06 June 2014
The British Library Big Data Experiment
This week The British Library Big Data Experiment began, a collaboration between the British Library Digital Research team, UCL Computer Science, and UCL Centre for Digital Humanities that will experiment with approaches to opening up the digital collections at the British Library, particularly to benefit those undertaking research in the arts and humanities.
The experiment itself will see a team of UCL Computer Science and Software Systems Engineering students work between now and September on an MSc project that seeks to develop experimental platforms for access to and interrogation of British Library public domain digital collections using the Microsoft Azure cloud infrastructure. Their brief is to design a research-oriented front end with adaptors and facades and to construct implementations of Azure APIs that are functionally scalable to the datasets provided. Features of this public front end might include recommender and similarity engines, machine learning interfaces, statistics integration, and the ability to bundle mixed subsets of digital resources for download.

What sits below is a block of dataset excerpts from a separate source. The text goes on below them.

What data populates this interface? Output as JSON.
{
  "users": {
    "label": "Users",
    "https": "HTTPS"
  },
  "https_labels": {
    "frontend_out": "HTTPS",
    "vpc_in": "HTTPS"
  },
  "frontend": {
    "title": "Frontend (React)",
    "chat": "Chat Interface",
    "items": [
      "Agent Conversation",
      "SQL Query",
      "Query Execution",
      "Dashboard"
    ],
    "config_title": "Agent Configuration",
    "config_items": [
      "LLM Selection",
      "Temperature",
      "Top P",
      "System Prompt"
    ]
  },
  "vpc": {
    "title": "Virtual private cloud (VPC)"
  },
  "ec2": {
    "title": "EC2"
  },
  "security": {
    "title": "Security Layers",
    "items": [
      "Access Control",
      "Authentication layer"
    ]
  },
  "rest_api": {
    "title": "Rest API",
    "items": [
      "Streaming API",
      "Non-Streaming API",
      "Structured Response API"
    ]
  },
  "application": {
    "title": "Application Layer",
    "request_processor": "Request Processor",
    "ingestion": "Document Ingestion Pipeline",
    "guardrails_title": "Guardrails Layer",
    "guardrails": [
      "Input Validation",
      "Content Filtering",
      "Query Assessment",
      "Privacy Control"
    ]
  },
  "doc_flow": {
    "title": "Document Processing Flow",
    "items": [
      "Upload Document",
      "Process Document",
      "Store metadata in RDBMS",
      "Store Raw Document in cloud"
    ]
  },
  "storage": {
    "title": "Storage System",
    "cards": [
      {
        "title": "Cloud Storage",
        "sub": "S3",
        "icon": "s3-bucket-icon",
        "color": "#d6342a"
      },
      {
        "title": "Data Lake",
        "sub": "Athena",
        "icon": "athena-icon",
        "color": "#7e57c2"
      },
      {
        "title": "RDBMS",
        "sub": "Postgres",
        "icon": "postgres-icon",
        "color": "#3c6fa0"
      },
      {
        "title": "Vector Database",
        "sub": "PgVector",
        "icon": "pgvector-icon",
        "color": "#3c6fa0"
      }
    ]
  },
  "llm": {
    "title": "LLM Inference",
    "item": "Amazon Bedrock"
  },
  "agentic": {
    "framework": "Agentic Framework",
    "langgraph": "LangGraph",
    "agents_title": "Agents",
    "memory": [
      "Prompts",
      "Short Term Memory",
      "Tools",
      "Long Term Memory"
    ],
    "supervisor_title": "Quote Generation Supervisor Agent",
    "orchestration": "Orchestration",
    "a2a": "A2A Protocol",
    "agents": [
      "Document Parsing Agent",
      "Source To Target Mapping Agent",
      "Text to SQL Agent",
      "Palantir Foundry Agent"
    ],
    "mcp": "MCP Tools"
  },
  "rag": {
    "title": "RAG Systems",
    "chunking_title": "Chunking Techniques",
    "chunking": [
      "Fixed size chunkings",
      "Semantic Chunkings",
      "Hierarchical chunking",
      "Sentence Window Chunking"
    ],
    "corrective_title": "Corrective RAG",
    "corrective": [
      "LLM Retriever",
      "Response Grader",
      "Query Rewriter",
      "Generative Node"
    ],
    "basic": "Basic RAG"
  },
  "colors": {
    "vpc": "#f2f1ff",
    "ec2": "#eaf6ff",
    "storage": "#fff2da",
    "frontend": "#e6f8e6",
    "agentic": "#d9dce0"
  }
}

The project team assembled through a process of self-selection and each member has their own reasons for being involved. For Stefan P. Alborzpour, MSc Computer Science, "the opportunity to plough through vast quantities of digitised historical content using intelligent systems presents an exciting challenge. This shall benefit not only academics but enrich the wider community and I am thrilled at the prospect of contributing to this project." Stelios Georgiou, Testing Director and MSc Software Systems Engineering, is "eager to work for a globally renowned hub of information and knowledge, such as the British Library, because it will provide me with the opportunity to develop my skills in a challenging infrastructure setting." Wendy Wong, MSc Computer Science, is all about the data. "Big Data is such a modern and growing field now," she said, "to integrate it with century old works just shows how far the technological age has come, and this in itself I find very exciting." Finally, Nectaria Stavrou, Team Leader and MSc Software Systems Engineering, sees effecting change and the challenge of the project as the biggest draw: "Handling a mass amount of information and mining into that can be considered a big challenge, but yet powerful enough to advance humanity a step further. The British Library is definitely one of the greatest libraries globally and now is the time for that big move that will allow researchers and other people to find the gold, the information they seek faster. And I am excited that I will be a small part of this significant change."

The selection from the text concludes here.